About two thirds left


It has been a busy, productive week, and consequently I didn't go anywhere this weekend. It was nice to sleep in, relax, and soak in Geneva. We rode the rides again on Friday - it never gets old.


Geneva is gorgeous, and I'm very lucky to be able to spend so much time here.

If you couldn't tell, I'm enamored by the Jet d'eau. It shoots water 140 meters, or 460 feet, into the air. I often think about how much pressure that requires, and I'm pretty sure it would take off your hand or your foot or whatever you put into it.
Sometimes at night they like to turn it on backwards. I'm not exactly sure how they manage this. A feat of engineering to say the least.

They have been paving the road right outside where we live, which has rerouted a lot of traffic down our street. This would be fine, except Genevan drivers think that honking their horn at 6 am is a gift to humanity, as if it makes them get to where they're going faster.

The fountains in Geneva get their water straight from the lake. Its so clean that you can drink it right out of the fountain.

This is a post I saw on reddit about the week of weather that we've had. The pictures are in the Jura mountains which are close to Geneva. Days like the picture on the left tempt me to jump into the lake on my way to work, and days like the picture on the right make me wish I was in the Caribbean.
My Project
I'm going to talk about this again because I've made some progress.

As a reminder, this is the part I am working with.

The proton (or heavy lead ion) beam passes through the circular middle part. The structure is designed so that only a certain frequency of electromagnetic waves can pass through. This reduces the phase velocity of the proton bunch, which makes it more favorable for acceleration.
I've been trying to implement a more efficient way of calculating the scattering parameters of this cavity. The method uses matrix concatenation of small cavity segments instead of pure brute force simulation of the whole cavity.
As a proof of concept, and to start building an algorithm that can do this, I first tried putting together two half waveguides (left) to try and replicate a full waveguide (right).
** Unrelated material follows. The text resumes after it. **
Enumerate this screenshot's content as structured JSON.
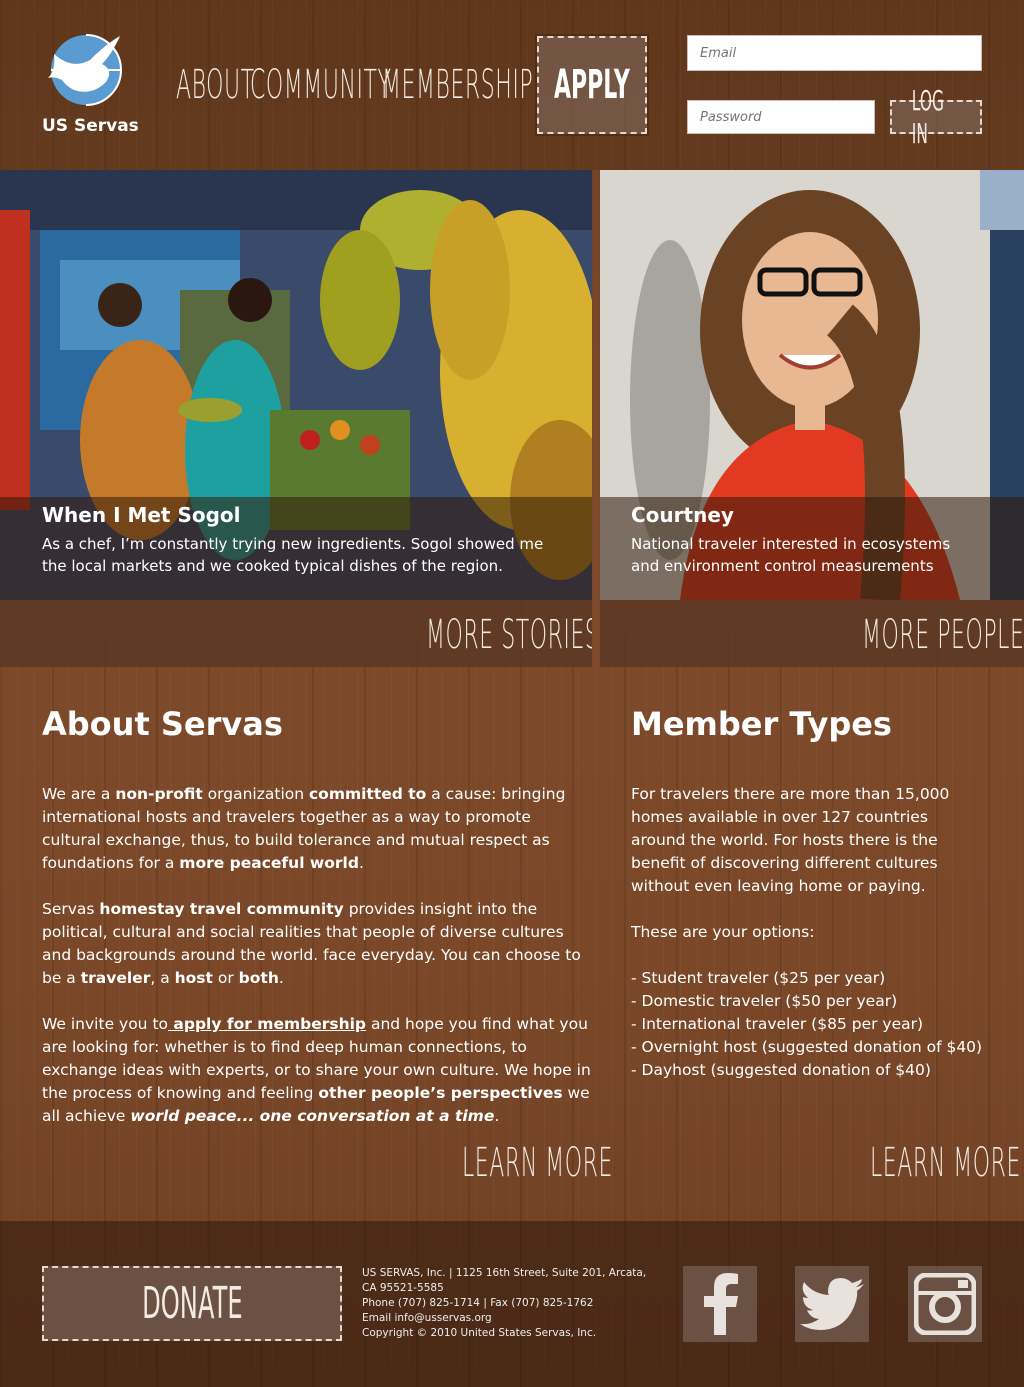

The software that I'm using simulates input power, at a range of frequencies, into the given structure. It shows what happens to the power on the inside, and where/how it comes out. The results are given as scattering parameters, which are ratios between input and output power.
The goal is to make the concatenated half waveguide graph look like the full waveguide graph.


The peaks of these two graphs occur at the same values, which means it worked. They don't exactly match from about 0 to 50 MHz (because of mesh imperfections) and from 350 to 400 MHz (because of limited mode consideration I think), but that's okay because I have plenty of time to make it more sophisticated and accurate.
This is good news, and I really look forward to pushing it further in the coming months.